You have to walk through a narrow lane to get to the front of the church. Either the building codes weren't enforced or the church forgot to buy the property in front.
And what about the tomato soup can?
Apparently, Andy Warhol was Czech and he has an exhibit there.
At noon I checked out of the hotel and Tauck took me to the Clarion Hotel Old Town, only about 6 blocks away but closer to the river. I headed out for touring again, this time to Josefov or the Jewish section. In the 16th and 17th centuries, Prague had one of the biggest ghettos in Europe with 11,000 Jewish inhabitants.

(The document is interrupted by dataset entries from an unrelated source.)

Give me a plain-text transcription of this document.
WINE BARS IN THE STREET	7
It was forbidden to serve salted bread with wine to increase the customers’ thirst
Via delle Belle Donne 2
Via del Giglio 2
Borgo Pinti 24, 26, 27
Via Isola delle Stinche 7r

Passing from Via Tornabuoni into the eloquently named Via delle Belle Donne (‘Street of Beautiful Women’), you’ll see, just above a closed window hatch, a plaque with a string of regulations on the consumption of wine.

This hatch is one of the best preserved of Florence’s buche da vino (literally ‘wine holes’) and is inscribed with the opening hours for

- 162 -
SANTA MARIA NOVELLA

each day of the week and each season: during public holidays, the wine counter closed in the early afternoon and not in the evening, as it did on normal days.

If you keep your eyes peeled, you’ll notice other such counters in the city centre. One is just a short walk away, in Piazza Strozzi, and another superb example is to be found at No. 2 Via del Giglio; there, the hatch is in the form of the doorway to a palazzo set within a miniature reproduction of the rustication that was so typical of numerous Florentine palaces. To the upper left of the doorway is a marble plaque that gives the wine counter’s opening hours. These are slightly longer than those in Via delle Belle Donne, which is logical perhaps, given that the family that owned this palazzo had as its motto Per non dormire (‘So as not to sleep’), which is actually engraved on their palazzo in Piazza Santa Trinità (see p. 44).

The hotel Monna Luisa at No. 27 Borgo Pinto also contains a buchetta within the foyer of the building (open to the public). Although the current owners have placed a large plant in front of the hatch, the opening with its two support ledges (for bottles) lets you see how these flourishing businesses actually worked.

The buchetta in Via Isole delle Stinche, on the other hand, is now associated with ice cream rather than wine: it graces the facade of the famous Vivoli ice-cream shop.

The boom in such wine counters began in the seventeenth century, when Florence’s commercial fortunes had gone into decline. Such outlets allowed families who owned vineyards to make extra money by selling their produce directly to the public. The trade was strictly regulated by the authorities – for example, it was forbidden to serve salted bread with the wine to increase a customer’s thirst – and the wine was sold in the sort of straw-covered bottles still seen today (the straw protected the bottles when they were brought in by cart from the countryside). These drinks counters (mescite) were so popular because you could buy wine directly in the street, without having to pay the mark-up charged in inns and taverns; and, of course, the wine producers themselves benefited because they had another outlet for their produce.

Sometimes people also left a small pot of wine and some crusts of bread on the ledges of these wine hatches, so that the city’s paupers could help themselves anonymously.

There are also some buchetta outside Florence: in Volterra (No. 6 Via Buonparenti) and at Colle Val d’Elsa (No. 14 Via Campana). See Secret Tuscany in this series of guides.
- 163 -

I bought a combo ticket at the Pinkas Synagogue and paid the extra for photos. Built in 1535, this was the site of Jewish worship for 400 years.  Today it is a memorial to the 77,297 Czech Jews who were sent from here to the gas chambers at the concentration camps. The walls are covered with each of their names, in family groupings, with birth date and last date known alive.
The communists closed the synagogue and whitewashed the walls. But after the end of communism in 1989, the Pinkas was reopened and the names rewritten.
The tour, which had already put me in a sober mood, lead from there to the Old Jewish Cemetery. From 1439 until 1787, this was the only burial ground allowed for the Jews of Prague. Consequently, the tombs were piled on top of one another because of limited space. It is estimated there are 12,000 tombstones with tombs layered 7-8 deep. As the ground settled over time, the tombstones became crooked.
Adjacent to the cemetery is the neo-Romanesque mortuary house, built in 1911 for the purification if the dead. It is now an exhibit hall on Jewish medicine, death and burial traditions. 
Next was the Klaus Synagogue, built in the 1600s, and devoted to artifacts used in religious practices.
Down a block is the Old-New Synagogue, still standing after 700 years and still the central building in Josefov. That's the Jewish Town Hall in the background.
Built in 1270, the Old-New Synagogue is the oldest in Eastern Europe.  It still has hard wooden seats lining the perimeter of the main room with the Shrine of the Ark in front as the focus of worship.
The grand finale is the Spanish Synagogue, so-named because of its  Moorish style.  
Built in the 1800s, it now displays Jewish history through the 18th, 19th and 20th centuries, with circa 1900 photos of Josefov.
I still had some daylight left so I took Rick Steves' advice and boarded the #22 tram  (32 kc) at Tesco Department store and rode it across the river and back up Castle Hill. (I love those little trams.)  
I only got off after I passed the main sights and then took the opposing car back down. I got off at the bottom of Legi Bridge and caught a great shot of the Charles Bridge with the castle in the background.
The walk back along the river to my new hotel was charming .
Tonight I had dinner at my hotel and then took a  1 hr boat ride for 250 kc ( about $13) on a little boat on the Vltava.
It was a chilly night and it was only about half full. It was fun to see the city lit up at night, especially the bridges.